Изменить размер шрифта - +
Мысленно она душила Гойника, яростно стискивая его пупырчатое, как у ощипанного петуха, горло, но от воплощения этого её отделяли ледяные глыбы отчаяния, стиснувшие её со всех сторон. Зажатая, обездвиженная, она слушала стук и писк загнанного в ловушку сердца. Всё кончено… Её тайна вышла наружу, эти ворюги не потерпят в своём братстве девчонку, не примут её на равных; всё, на что она могла рассчитывать – это то, что пообещал Гойник. В сжатых кулаках стучал жар, горло отчаянно ловило воздух, а перед застывшим взглядом Цветанки смыкалась коричневая пелена. Сквозь маленький круглый просвет просачивалось холодящее, бешено бьющееся осознание: любой ценой не допустить, чтобы Гойник проболтался всем. Любой. В противном случае дорога одна – прочь из города. А куда она подастся с больной слепой бабушкой? Бабуля лечила других, а вот себе помочь отчего-то не могла. Может, просто не знала средства от нарастающей слепоты, а может, такова была плата за знания.

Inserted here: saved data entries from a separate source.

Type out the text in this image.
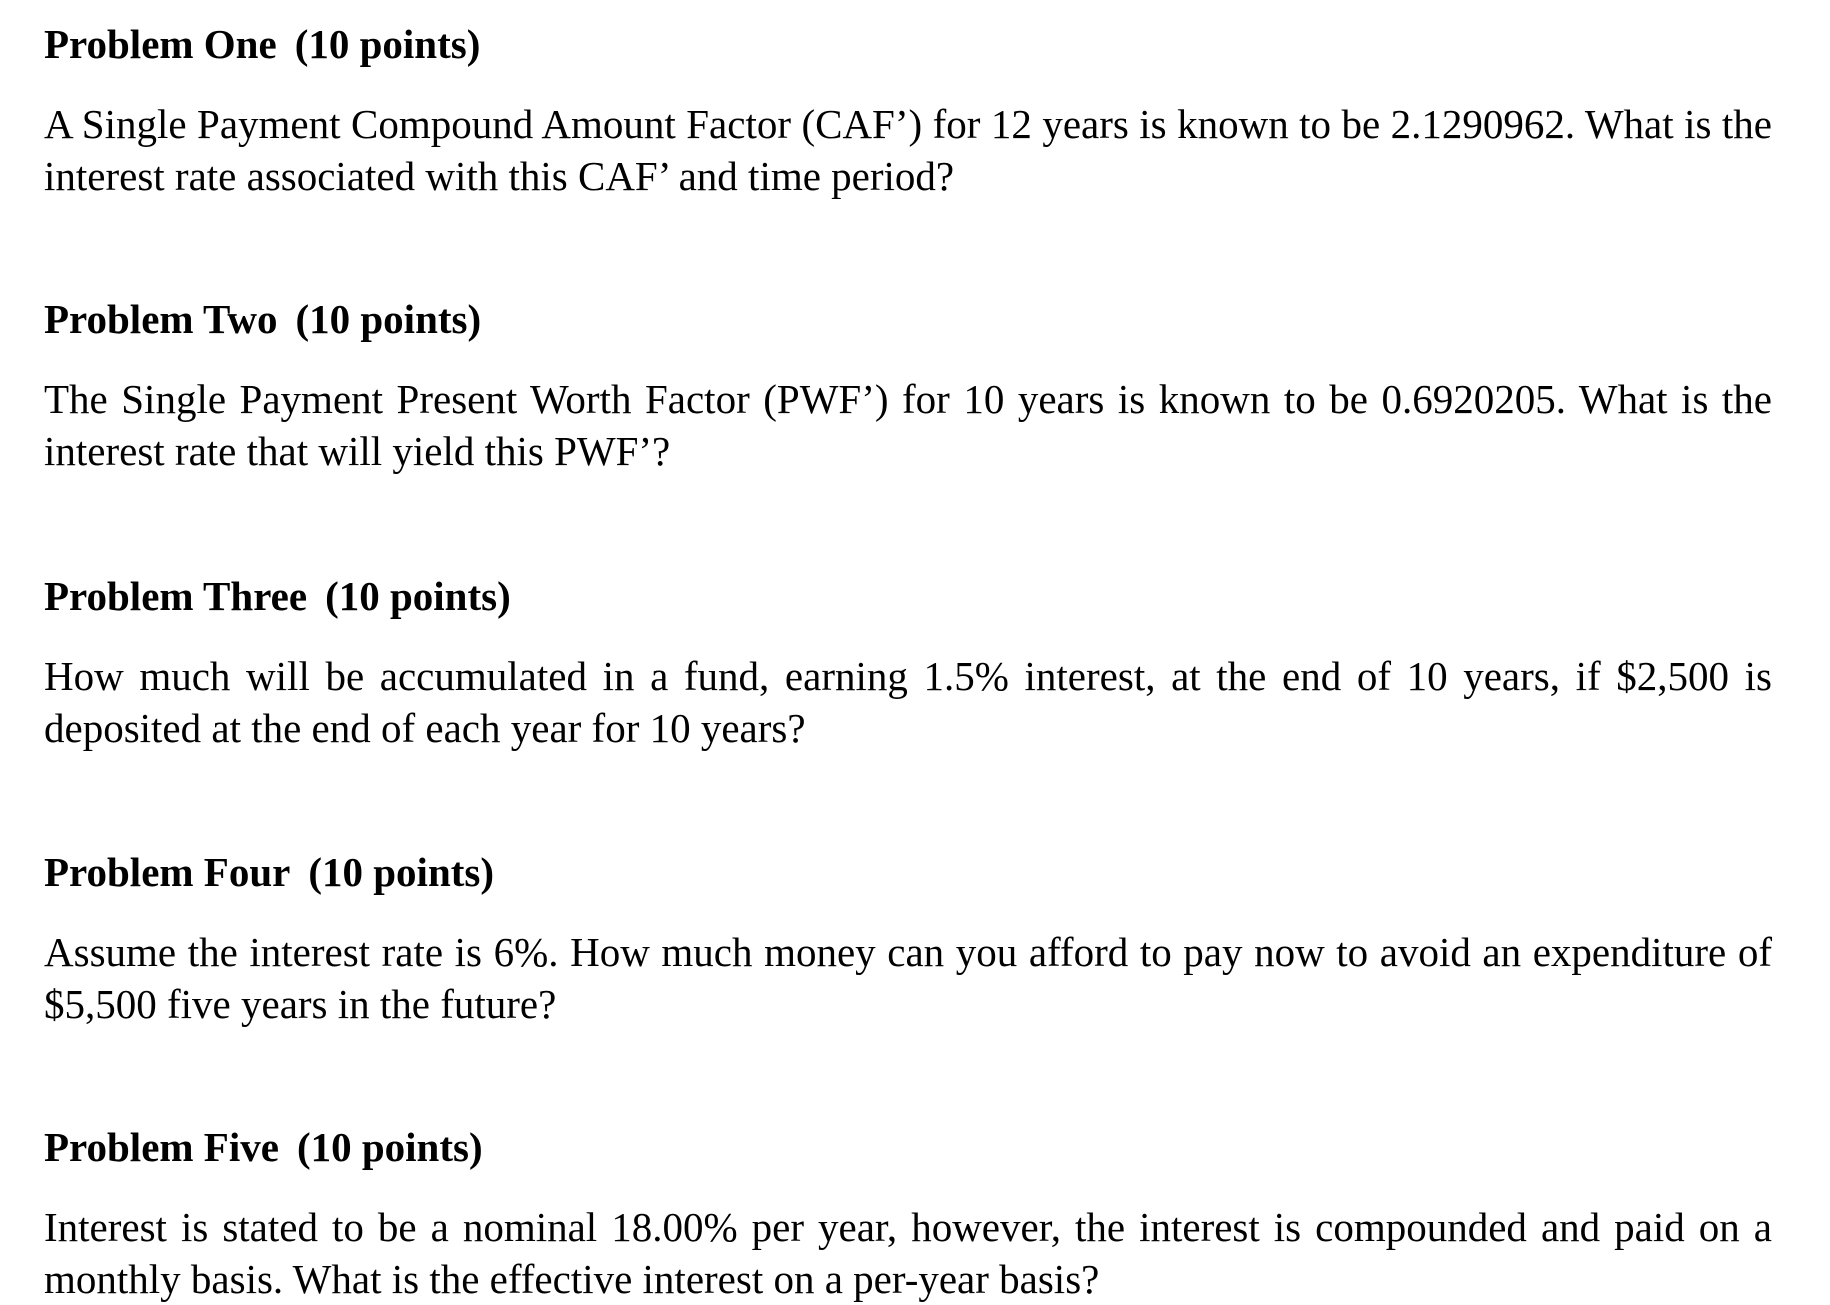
Problem One (10 points)

A Single Payment Compound Amount Factor (CAF’) for 12 years is known to be 2.1290962. What is the interest rate associated with this CAF’ and time period?

Problem Two (10 points)

The Single Payment Present Worth Factor (PWF’) for 10 years is known to be 0.6920205. What is the interest rate that will yield this PWF’?

Problem Three (10 points)

How much will be accumulated in a fund, earning 1.5% interest, at the end of 10 years, if $2,500 is deposited at the end of each year for 10 years?

Problem Four (10 points)

Assume the interest rate is 6%. How much money can you afford to pay now to avoid an expenditure of $5,500 five years in the future?

Problem Five (10 points)

Interest is stated to be a nominal 18.00% per year, however, the interest is compounded and paid on a monthly basis. What is the effective interest on a per-year basis?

Нет, ничего не кончено! Не успел Гойник моргнуть своими козлиными ресницами, а решение у Цветанки созрело. Она знала, что делать, но на её лице, застывшем известняковой маской, не отразилось ничего.

«Хорошо, – проронила она, еле шевеля побелевшими губами. – Я согласна стать твоей. Приходи сегодня в полночь на реку, только сохрани всё в тайне, молю тебя. Буду тебе покорной, только не позорь меня перед всеми».

«Вот, то-то же, – хмыкнул Гойник, подбочениваясь с видом победителя. – А куда ж ты денешься-то, голубушка моя? Будешь покорной, ещё как будешь. Сама подумай: лучше один я, чем все разом!»

«Так оно, конечно, – слетело с губ Цветанки. – Противиться не стану: чему быть – того не миновать. Когда придёшь на реку, покричи филином – я и выйду».

На том они и расстались. Гойник ушёл довольный, поглаживая и пощипывая бородёнку, а занемевшие ноги Цветанки постепенно оттаивали, оживали в беге. Завидев её белое лицо с ожесточённо сжатым ртом, привычно толпившиеся у домика сироты притихли, а Цветанка выдавила улыбку и ласково взлохматила вихры мальчишкам. Плохо гнущимися пальцами она разламывала хлеб, черпала ковшиком комковатую простоквашу, а потом забралась в угол, под полки с бабушкиными снадобьями.

Ночь струилась чёрными складками и шептала: «Что ты делаешь? Что ты делаешь?» Шикнув на неё, Цветанка крепче прижала к себе узелок. Луна, серебристая рябь воды, прохладные объятия ветра, длинные космы плакучих ив – в такую ночь встречаться бы с Нежаной, согревая её пальцы дыханием, но уханье филина вернуло Цветанку из чертога мечтаний в пропитанную болью явь. Крик этот прозвучал не совсем естественно: его, без сомнения, издало людское горло, а не птичье. Мда, филин из Гойника – неважный. Как, впрочем, и человек.

Цветанка зашуршала кустами и изобразила ночную птицу намного искуснее. Тёмная худощавая фигура обернулась, в лунном свете алчно блеснул здоровый глаз.

«А, вот ты где! Что не выходишь?» – подал голос Гойник.

«Иди сам сюда, – позвала Цветанка. – Луна яркая, мне под её очами стыдно».

«Ишь ты, какая стыдливая, – ворчал Гойник, с треском ломясь сквозь кусты. – Одёжу мужескую не стыдно было надевать, людей обманывать тоже не стыдно, а тут – на-ка, поди-ка – устыдилась!»

Когда он добрался до заросшего травой маленького пятачка среди кустов, его ждала расстеленная на земле скатёрка с угощением: Цветанка выставила кувшин с ягодно-медовой брагой и пироги.

«Откушай сперва, бражка знатная, забористая, – суховато-глухим голосом промолвила она. – Пироги с яблоками, сама пекла».

«Ну вот, так-то оно лучше будет, – одобрил Гойник, усаживаясь на траву. – Девкой-то тебе – самое то быть. Против природы не попрёшь: сколько ни рядись, а мужиком тебе никогда не стать, только себя опозорить, осмеянной быть».